Forecasters are worried that a major drought in the US will further squeeze tight global supplies amid soaring food prices.
With its last major drought in 1988, the Midwest has reached its average span of 18.6 years between droughts.
If a drought brought on a major crop failure in the United States, the world’s breadbasket, it would wreak havoc on global food prices, already at record levels.
A drought could push the price of corn to $8 to $10 a bushel, said Ron Plain, a professor of agricultural economics at the University of Missouri. May corn on the Chicago board of trade was at $5.82-1/4 a bushel at midday on Friday.
“Immediately, there would not be a whole lot of impact on the US,” Plain said. “The way we’d be impacted would be through meat, milk, and egg prices.”

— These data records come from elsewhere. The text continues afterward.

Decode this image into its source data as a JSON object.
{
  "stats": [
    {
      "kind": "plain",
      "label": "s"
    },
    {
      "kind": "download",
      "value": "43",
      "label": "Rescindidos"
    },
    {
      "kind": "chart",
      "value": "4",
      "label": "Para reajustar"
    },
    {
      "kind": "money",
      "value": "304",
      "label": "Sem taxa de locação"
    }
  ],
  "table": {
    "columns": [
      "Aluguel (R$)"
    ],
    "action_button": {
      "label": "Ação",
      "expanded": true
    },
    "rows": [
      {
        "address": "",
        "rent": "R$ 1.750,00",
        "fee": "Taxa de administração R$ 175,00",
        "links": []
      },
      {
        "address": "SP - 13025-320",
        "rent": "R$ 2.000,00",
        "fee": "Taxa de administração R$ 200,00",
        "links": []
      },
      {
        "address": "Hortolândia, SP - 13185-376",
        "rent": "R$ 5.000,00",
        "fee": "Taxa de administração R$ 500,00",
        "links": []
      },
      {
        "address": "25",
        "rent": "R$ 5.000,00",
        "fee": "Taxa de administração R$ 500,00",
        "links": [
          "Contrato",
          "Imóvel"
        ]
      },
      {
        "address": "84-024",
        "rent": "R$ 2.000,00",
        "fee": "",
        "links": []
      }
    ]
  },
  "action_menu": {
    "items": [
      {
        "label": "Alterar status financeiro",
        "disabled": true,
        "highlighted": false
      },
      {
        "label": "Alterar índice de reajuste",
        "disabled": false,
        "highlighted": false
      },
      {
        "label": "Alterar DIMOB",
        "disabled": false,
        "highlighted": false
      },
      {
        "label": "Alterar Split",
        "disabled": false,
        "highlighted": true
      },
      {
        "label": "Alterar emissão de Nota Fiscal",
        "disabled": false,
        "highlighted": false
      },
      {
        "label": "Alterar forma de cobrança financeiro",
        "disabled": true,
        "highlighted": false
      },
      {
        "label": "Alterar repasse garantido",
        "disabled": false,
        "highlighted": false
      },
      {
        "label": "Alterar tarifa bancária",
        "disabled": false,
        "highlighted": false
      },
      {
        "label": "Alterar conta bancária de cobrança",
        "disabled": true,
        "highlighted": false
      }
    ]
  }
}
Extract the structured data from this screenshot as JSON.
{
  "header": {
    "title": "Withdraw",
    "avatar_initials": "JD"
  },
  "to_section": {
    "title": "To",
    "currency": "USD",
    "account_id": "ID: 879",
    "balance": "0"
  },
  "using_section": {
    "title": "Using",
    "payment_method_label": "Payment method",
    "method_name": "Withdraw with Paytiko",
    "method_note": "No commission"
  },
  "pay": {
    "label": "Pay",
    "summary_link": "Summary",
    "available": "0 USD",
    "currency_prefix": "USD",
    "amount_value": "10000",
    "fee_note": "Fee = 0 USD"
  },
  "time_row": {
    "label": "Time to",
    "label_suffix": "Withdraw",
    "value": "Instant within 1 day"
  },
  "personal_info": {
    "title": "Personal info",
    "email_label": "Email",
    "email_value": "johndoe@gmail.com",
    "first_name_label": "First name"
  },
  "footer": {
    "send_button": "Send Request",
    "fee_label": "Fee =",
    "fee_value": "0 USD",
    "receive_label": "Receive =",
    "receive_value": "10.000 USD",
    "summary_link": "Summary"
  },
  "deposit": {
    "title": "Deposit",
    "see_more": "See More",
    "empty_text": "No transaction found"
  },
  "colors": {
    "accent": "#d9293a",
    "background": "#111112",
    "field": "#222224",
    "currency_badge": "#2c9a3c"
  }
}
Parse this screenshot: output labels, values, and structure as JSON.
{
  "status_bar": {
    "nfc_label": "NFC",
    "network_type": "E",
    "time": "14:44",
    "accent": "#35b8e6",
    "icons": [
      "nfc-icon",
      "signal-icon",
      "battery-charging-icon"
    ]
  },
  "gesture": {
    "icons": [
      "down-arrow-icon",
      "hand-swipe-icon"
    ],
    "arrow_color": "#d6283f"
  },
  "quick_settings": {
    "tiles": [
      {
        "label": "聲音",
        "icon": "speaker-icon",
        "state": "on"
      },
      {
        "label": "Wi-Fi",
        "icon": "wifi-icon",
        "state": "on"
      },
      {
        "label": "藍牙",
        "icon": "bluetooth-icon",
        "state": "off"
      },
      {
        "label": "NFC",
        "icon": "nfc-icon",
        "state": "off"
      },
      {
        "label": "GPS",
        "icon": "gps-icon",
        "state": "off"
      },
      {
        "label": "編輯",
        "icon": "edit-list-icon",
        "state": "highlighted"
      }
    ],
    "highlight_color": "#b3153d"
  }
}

A spike in corn prices would hit US livestock producers especially hard since they use corn to feed most of their animals.
As a wealthy country, the United States could weather higher food prices and declining supplies. But as the world’s largest exporter of corn, America’s recovery may come at the expense of the rest of the world.
The United States exported 2.13 billion bushels of corn in 2007, but a drought would force America to purchase corn back from the international market, leaving other countries scrambling for food staples.
“We would buy food out of the mouths of the rest of the world,” Ramsey said.
World grain stocks are already at historically low levels. Further shortages would intensify competition between importing countries for available grain supplies, said Lester Brown, president of the Earth Policy Institute.
Governments would probably have to ration food, said Brown, warning that levels of world hunger would rise.
“There are hundreds of millions of people in the world who are on the lower rungs of the global economic ladder,” he said.
In the event of a crop failure, the US Government would need to ease cost pressures from livestock producers by offering feed assistance programmes or providing loans.
The government would also have to roll back its corn-based ethanol usage mandate, which requires the use of nine billion gallons of ethanol in petrol in 2008.
Considering that statistic and current weather conditions, Iowa State University extension climatologist Elwynn Taylor said the corn belt has a one in three chance of drought this year.
“We do have to be prepared,” Taylor said.
The Midwest’s chances of drought are exacerbated by La Nina, an unusual cooling of Pacific Ocean surface temperatures that can trigger widespread changes in global weather patterns. If La Nina has not dissipated by July, Taylor saw a 70 per cent chance for US corn yields below the trend of 150.6 bushels per acre.